Mann believes that “the Holocaust is a very important subject in and of itself.”
“You don’t teach about the Holocaust to learn about other genocides; you teach about the Holocaust to understand how the Holocaust came about – the specific history, the impact that it had on the Jewish people, and what that meant to the rest of the world.”
“Comparative genocide [studies are] important but you can’t compare the suffering of the victims. There is no hierarchy of suffering,” Mann explains. “But you can look at certain warning signs. You can be more aware and take action to prevent these things from happening by looking at case histories like the Holocaust, and what happened in Rwanda or other countries.”
For Mann, Holocaust education has an important role in teaching societies about what happens when there is discrimination, hatred and bigotry, and a lack of respect for minorities and diversity, as well as how communities – local, national and international – respond to such atrocities. She highlights the importance of learning how the Holocaust was perpetrated and by whom: “It wasn’t just the Nazis, it was the German people and their collaborators.”
Sharing personal experiences such as The Diary of Anne Frank has great value, says Mann, as they can help to make the atrocities feel more “real”: “It’s so important that we continue to listen to the stories of survivors, that this history has been documented.”
At a UN event in New York to commemorate the 70th anniversary of the publication of The Diary of Anne Frank, at which the accounts of Anne Frank and other young victims of genocidal violence were presented to an audience of than 500 13 to 18 year olds, Mann remarks that she was “very inspired by [their] reaction.”
“The reaction from the young people was to ask: ‘Why? Why do we see people who are different to us as being less than us? Why do we think that people who are different than us don’t deserve to have same treatment, the same quality of life, the same standards of living and protections under the law as we do? Why?!’ …I really think that what I see [now] versus when I was younger in school is that there is a lot of critical thinking that is happening now.”

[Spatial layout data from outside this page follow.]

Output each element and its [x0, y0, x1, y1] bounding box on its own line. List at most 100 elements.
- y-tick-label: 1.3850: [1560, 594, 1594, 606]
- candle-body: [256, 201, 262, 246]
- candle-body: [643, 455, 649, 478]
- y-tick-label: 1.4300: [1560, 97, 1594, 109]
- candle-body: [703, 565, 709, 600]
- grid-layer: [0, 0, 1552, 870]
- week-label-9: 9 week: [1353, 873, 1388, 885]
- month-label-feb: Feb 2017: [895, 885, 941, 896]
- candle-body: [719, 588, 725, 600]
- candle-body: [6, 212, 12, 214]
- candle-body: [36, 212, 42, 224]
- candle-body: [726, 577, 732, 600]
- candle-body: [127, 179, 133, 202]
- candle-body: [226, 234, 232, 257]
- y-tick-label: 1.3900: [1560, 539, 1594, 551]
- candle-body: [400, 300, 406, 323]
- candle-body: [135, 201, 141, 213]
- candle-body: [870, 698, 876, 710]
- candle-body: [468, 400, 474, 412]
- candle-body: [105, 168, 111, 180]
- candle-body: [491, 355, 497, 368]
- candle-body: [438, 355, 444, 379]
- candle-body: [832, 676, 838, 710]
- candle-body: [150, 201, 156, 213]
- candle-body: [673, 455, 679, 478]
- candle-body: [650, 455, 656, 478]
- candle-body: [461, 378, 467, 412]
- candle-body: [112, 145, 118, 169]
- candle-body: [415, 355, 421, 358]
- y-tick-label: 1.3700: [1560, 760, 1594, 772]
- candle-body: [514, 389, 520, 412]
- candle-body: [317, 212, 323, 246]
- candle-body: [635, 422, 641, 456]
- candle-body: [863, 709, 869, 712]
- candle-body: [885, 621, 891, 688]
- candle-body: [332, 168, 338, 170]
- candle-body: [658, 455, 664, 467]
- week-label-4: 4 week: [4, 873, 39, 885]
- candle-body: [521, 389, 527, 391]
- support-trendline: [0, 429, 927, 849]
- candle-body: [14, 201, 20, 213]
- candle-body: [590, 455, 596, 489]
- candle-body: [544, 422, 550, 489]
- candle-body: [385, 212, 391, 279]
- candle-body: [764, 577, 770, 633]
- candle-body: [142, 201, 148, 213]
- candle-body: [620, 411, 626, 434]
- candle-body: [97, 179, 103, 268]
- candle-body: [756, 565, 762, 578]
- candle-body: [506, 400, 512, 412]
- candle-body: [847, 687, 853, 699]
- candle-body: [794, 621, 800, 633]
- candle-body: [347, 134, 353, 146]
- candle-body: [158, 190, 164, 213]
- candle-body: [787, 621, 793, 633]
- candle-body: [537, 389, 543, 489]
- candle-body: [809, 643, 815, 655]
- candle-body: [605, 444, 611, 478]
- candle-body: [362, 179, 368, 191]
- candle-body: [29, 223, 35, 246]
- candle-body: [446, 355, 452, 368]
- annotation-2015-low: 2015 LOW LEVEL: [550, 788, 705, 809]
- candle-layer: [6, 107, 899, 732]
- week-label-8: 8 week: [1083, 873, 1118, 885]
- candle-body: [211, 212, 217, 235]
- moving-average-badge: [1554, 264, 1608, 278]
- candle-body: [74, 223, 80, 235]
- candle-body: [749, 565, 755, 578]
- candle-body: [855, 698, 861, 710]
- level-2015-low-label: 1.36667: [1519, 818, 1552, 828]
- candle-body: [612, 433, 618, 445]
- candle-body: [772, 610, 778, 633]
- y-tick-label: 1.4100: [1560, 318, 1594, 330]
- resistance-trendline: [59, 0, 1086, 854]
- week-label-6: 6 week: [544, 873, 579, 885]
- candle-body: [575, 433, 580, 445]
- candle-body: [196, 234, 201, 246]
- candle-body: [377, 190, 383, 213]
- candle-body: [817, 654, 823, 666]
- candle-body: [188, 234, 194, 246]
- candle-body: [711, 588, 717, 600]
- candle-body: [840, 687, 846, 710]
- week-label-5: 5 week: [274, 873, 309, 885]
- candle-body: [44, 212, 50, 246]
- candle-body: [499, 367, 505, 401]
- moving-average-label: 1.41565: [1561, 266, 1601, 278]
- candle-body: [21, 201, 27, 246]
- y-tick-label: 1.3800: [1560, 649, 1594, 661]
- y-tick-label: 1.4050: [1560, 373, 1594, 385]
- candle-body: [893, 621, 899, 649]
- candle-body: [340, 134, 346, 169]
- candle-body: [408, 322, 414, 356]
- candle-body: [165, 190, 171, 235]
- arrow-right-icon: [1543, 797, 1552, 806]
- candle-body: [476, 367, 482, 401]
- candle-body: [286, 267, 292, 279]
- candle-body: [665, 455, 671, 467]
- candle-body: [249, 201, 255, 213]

“There is a lot of work to be done but I think the first step is for young people to analyze the information that is being presented to them and then question the assumptions that they have already made themselves or the so-called ‘truths’ that have been presented to them.”
Ultimately, Holocaust education is not only about learning about and from the past. Mann hopes that programs like as hers will “motivate [young people] to take some sort of positive action to defend human rights.”
The session, Learning from the Past: Sharing Experiences across Borders to Combat Extremism is part of the multi-year series Holocaust Education and Genocide Prevention (HEGP) Program, which is held partnership with the United States Holocaust Memorial Museum and this year is funded by the UK Foreign and Commonwealth Office and the Zukunftsfonds der Republik Österreich. Additional support comes from Mr. Ronald Abramson; the Austrian Federal Ministry of Science, Research, and Economy; the Robert Bosch Stiftung; the Harry Frank Guggenheim Foundation; the HDH Wills 1965 Charitable Trust; the Rosa Luxemburg Stiftung; and the University of Pennsylvania Law School.